“I’ve got a whole lot of nothing and that’s good enough for me,” sings Porgy.
Sometimes a lot of nothing is more substantial than all the something’s (possessions, accomplishments, relationships) I find myself striving for constantly.
Shonda Rhimes and Private Practice introduced me to Tony and Grammy-winning Audra MacDonald. I find her mesmerizing. When I heard she left the show, I was bummed. However, I was elated to learn that MacDonald joined the revival of Porgy and Bess. I was doubly elated when TDF released $40 tickets. A couple of friends joined me last Saturday (right before the Tony’s) for the operetta.
MacDonald could stand onstage in the dark and I would love her. The same for Norm Lewis.
Back to the show, I’ll confess I hadn’t really read up on the storyline or history before attending. I became a bit apprehensive once I realized the show was set in Charleston, South Carolina. Oh boy, a bunch of “actors” trying to put on a southern, let alone Charleston accent. Believe it or not, southern accents are difficult. They are diverse, regionally specific, and highly reflective of their cultural history.
I’m also not fond of the “Mammy” type characters, either; however, the cast rose to the challenge. I think the trick to the Charleston accent is approaching it like a drunken accent: deliberately in-deliberate.
MacDonald capitalized on her dramatic, drunken entrance with her addictive, abusive partner. David Alan Grier seemed quite at home with his trifling yet not totally traitorous character. Lewis’ husky voice warmed the stage, gently equaling MacDonald’s dazzling presence.
In this storyline, I thought back to the book of Hosea in the Old Testament. Hosea, a man of God, marries a prostitute. He tries to love and care for her, but she continually revisits her former life. He continually seeks to rescue her.

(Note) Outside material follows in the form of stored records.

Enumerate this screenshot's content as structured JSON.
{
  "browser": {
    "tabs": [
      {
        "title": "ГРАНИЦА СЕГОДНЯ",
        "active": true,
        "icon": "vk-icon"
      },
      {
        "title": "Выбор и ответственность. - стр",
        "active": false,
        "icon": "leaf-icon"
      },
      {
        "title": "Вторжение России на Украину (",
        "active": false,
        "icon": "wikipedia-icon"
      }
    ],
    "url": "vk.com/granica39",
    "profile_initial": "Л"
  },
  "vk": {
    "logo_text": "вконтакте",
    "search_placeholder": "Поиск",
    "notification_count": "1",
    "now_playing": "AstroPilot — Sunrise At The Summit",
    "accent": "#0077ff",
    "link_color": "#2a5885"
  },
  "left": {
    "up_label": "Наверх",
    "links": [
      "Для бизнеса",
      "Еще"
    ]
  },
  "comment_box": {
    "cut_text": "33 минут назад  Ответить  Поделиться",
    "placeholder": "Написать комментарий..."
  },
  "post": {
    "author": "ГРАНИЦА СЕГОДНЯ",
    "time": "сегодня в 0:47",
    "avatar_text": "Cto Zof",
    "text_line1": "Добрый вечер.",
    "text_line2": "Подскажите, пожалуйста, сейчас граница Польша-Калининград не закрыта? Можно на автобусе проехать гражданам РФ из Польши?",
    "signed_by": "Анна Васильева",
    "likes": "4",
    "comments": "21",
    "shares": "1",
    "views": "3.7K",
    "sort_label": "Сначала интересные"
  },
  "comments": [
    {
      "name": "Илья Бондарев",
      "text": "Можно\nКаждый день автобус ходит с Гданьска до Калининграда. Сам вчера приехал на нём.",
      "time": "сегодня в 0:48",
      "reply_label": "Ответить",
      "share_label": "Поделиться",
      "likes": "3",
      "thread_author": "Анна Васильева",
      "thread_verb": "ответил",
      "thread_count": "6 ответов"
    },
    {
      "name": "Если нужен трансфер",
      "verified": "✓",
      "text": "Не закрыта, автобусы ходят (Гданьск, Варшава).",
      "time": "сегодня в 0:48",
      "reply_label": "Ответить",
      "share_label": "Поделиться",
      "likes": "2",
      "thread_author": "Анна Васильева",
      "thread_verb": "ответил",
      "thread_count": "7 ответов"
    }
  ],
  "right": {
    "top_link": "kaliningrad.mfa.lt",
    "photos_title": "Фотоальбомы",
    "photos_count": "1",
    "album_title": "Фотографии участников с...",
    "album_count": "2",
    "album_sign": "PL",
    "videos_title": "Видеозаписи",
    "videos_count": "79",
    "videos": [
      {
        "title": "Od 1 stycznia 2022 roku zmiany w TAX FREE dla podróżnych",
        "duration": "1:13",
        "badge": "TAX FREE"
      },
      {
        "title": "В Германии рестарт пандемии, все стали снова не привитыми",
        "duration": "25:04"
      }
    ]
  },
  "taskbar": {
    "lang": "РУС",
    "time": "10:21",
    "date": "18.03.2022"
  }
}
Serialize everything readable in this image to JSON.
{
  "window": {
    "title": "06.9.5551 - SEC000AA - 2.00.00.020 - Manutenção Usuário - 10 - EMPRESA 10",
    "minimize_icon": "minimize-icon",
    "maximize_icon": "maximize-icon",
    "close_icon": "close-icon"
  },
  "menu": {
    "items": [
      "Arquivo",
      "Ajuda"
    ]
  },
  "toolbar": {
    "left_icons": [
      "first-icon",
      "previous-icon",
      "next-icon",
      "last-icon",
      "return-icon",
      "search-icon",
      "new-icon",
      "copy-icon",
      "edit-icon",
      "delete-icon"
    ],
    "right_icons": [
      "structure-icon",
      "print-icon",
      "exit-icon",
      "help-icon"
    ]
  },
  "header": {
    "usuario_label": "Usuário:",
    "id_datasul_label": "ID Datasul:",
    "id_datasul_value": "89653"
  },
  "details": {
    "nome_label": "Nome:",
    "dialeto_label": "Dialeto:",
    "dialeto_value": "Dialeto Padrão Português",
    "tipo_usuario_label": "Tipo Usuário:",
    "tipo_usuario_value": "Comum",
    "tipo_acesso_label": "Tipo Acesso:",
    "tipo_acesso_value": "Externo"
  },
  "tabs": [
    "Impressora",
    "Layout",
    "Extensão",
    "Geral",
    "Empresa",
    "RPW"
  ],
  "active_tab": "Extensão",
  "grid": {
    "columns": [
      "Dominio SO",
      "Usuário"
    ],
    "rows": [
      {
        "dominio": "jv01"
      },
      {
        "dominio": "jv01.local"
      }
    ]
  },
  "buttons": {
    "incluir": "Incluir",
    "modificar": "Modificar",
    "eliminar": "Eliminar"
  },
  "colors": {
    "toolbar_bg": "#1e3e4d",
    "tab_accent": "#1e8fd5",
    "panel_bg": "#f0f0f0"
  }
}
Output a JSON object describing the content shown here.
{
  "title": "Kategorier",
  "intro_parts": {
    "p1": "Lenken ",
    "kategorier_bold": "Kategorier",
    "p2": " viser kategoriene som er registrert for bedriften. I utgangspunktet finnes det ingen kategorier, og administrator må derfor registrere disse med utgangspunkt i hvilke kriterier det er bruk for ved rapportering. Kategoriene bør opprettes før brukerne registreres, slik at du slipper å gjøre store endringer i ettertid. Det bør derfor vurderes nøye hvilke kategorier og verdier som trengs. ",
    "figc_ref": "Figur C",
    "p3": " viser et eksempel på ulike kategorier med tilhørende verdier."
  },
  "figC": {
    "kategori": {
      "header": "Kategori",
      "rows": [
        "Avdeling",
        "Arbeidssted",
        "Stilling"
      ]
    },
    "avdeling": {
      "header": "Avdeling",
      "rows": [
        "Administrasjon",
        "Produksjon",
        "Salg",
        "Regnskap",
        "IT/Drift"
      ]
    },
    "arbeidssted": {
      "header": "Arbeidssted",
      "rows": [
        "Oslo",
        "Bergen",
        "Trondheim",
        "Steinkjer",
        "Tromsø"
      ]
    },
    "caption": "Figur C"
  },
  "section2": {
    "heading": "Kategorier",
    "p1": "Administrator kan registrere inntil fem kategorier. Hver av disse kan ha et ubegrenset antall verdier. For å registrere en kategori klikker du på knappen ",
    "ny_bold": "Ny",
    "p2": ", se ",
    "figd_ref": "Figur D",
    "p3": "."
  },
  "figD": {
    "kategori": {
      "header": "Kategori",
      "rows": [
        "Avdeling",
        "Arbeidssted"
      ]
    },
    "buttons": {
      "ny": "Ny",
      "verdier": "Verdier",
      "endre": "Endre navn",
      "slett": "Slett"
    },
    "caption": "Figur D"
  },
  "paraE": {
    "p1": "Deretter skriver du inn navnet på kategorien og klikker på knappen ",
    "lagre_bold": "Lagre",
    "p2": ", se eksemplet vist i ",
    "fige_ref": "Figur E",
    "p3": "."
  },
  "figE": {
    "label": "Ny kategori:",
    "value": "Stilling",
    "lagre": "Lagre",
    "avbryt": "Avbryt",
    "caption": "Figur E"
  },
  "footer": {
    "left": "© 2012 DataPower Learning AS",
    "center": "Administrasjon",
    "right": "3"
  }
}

Macdonald’s Bess is the tragically pretty, talented girl who remains just that — pretty and talented without ambition or direction. Bess is taken up by an exciting and abusive lifestyle that leaves her at Porgy’s (a kind, ambitious man whose crippled state leaves him dependent on his community) mercy. Porgy takes Bess in, and they settle into a seemingly easy domesticity. They somewhat formalize their commitment, just in time for Bess to encounter her past. The choice she is forced to make — maintain her integrity or preserve her life — returns her to the mercy seat.
Porgy is Bess’ savior; gracious and dedicated. He forgives her without judgement, he helps her become sober; he continually chooses to trust her when everyone else deems her unworthy of their time. He allows her to be human, he allows himself to love her, he allows himself to be hurt by her; he allows himself to be human, too.
I think I’m still coming to terms with my own humanity.
McDonald and Lewis fill the stage with their chemistry. The supporting cast does as well, so that the story envelopes you. You feel as though you’re at Sunday dinner on the porch, listening to past tales of happiness and heartache.
Bess’ final difficult choice: accepting her own humanity. When it appears that she has lost Porgy due to his valiant rescue of her and the reprehensible actions of the civil authorities, rather than wait it out, she runs. She runs away from all those who doubted her, from the little baby who needs her, and from her sobriety that forces her to see herself as she is.
Porgy finally returns to discover Bess has abandoned him again. He swears he’ll find her, love her, save her — again.
Half of the audience was in tears. We were angry (but somewhat understanding) at Bess for leaving. We couldn’t believe that Porgy still believed in her. We couldn’t understand how a man dealt some pretty rough cards of his own had room enough for someone with needs greater than his own.
Humanity. Love your neighbor as yourself. That means you have to love yourself, too.
I was not surprised to hear of Porgy and Bess’ reception at the Tony’s. Well-deserved.